Date: Fri, 3 May 2024 09:18:09 -0400
From: Chet Ramey <[email protected]>
Message-ID: <[email protected]>
| How is this any different than
|
| PATH=$BASH_IMPORT_PATH:$PATH source
| or
| PATH=$BASH_IMPORT_PATH source
|
| You could force the latter if you are sure that the sourced files will
| not attempt to run external commands.
Another safer way might be
findfile()
{
local - P IFS=:
case "$1" in
*/*) printf %s "$1"; return;;
esac
set -f
for P in ${BASH_IMPORT_PATH:-.}
do
if test -f "${P:-.}/$1"
then
printf %s "${P:-.}/$1"
return
fi
done
printf %s "$1"
}
And then
. "$(findfile whatever)"
relying upon the error message from '.' if whatever isn't found (and
use whatever name you like instead of "findfile").

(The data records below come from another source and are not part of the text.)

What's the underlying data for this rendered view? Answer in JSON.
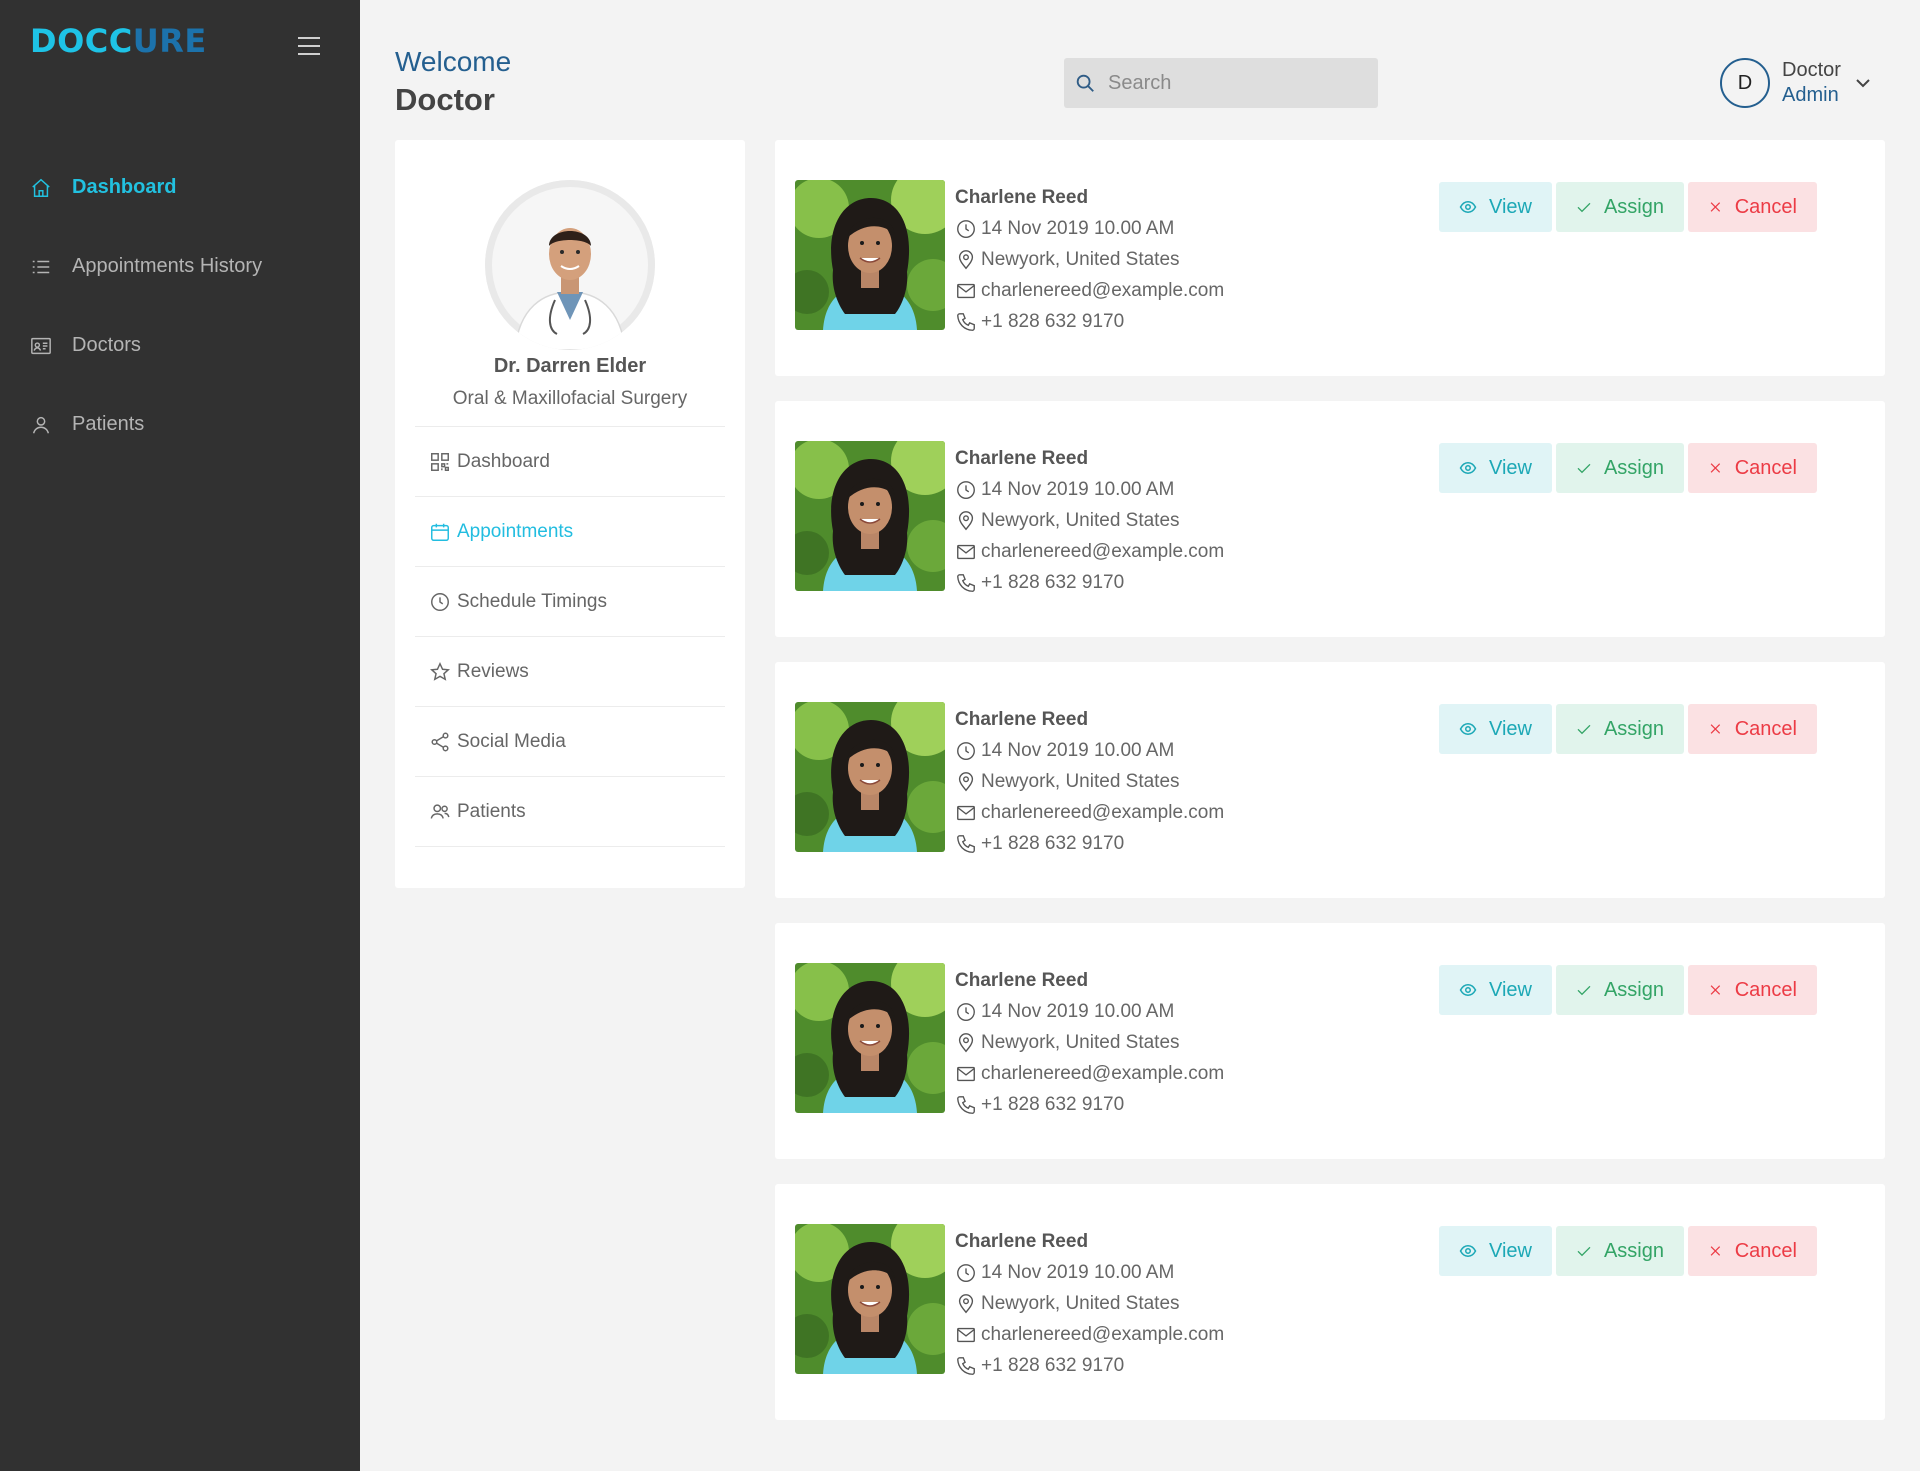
{
  "brand": {
    "logo_main": "DOCC",
    "logo_accent": "URE"
  },
  "sidebar": {
    "items": [
      {
        "label": "Dashboard",
        "icon": "home-icon",
        "active": true
      },
      {
        "label": "Appointments History",
        "icon": "list-icon",
        "active": false
      },
      {
        "label": "Doctors",
        "icon": "id-card-icon",
        "active": false
      },
      {
        "label": "Patients",
        "icon": "user-icon",
        "active": false
      }
    ]
  },
  "header": {
    "welcome": "Welcome",
    "role": "Doctor",
    "search_placeholder": "Search",
    "user": {
      "initial": "D",
      "line1": "Doctor",
      "line2": "Admin"
    }
  },
  "doctor": {
    "name": "Dr. Darren Elder",
    "specialty": "Oral & Maxillofacial Surgery",
    "menu": [
      {
        "label": "Dashboard",
        "icon": "grid-icon",
        "active": false
      },
      {
        "label": "Appointments",
        "icon": "calendar-icon",
        "active": true
      },
      {
        "label": "Schedule Timings",
        "icon": "clock-icon",
        "active": false
      },
      {
        "label": "Reviews",
        "icon": "star-icon",
        "active": false
      },
      {
        "label": "Social Media",
        "icon": "share-icon",
        "active": false
      },
      {
        "label": "Patients",
        "icon": "users-icon",
        "active": false
      }
    ]
  },
  "appointments": [
    {
      "name": "Charlene Reed",
      "datetime": "14 Nov 2019 10.00 AM",
      "location": "Newyork, United States",
      "email": "charlenereed@example.com",
      "phone": "+1 828 632 9170"
    },
    {
      "name": "Charlene Reed",
      "datetime": "14 Nov 2019 10.00 AM",
      "location": "Newyork, United States",
      "email": "charlenereed@example.com",
      "phone": "+1 828 632 9170"
    },
    {
      "name": "Charlene Reed",
      "datetime": "14 Nov 2019 10.00 AM",
      "location": "Newyork, United States",
      "email": "charlenereed@example.com",
      "phone": "+1 828 632 9170"
    },
    {
      "name": "Charlene Reed",
      "datetime": "14 Nov 2019 10.00 AM",
      "location": "Newyork, United States",
      "email": "charlenereed@example.com",
      "phone": "+1 828 632 9170"
    },
    {
      "name": "Charlene Reed",
      "datetime": "14 Nov 2019 10.00 AM",
      "location": "Newyork, United States",
      "email": "charlenereed@example.com",
      "phone": "+1 828 632 9170"
    }
  ],
  "actions": {
    "view": "View",
    "assign": "Assign",
    "cancel": "Cancel"
  },
  "colors": {
    "sidebar_bg": "#313131",
    "accent": "#22c1e0",
    "brand_dark": "#245f8f",
    "view": "#1ca8b6",
    "assign": "#33a466",
    "cancel": "#ec3b45"
  }
}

An alternative I hate to even mention, as it is so hacky (and has
mostly been deleted from most of its descendants) is the ash shell
%func PATH hack: if an entry in $PATH ends in %func and the search for a
command reaches that entry, and a file exists in the directory named
(with the "%func" deleted) with the name of the command being sought,
then the shell will (would) source that file, and if after doing that
a function with the name of the command being sought had appeared, then
run that function as the command. Otherwise, just continue with the
PATH search (more than one %func entry was possible).
So I agree, "import" is definitely not needed, and if it were
really to be deemed useful functionality, "import" is the wrong name.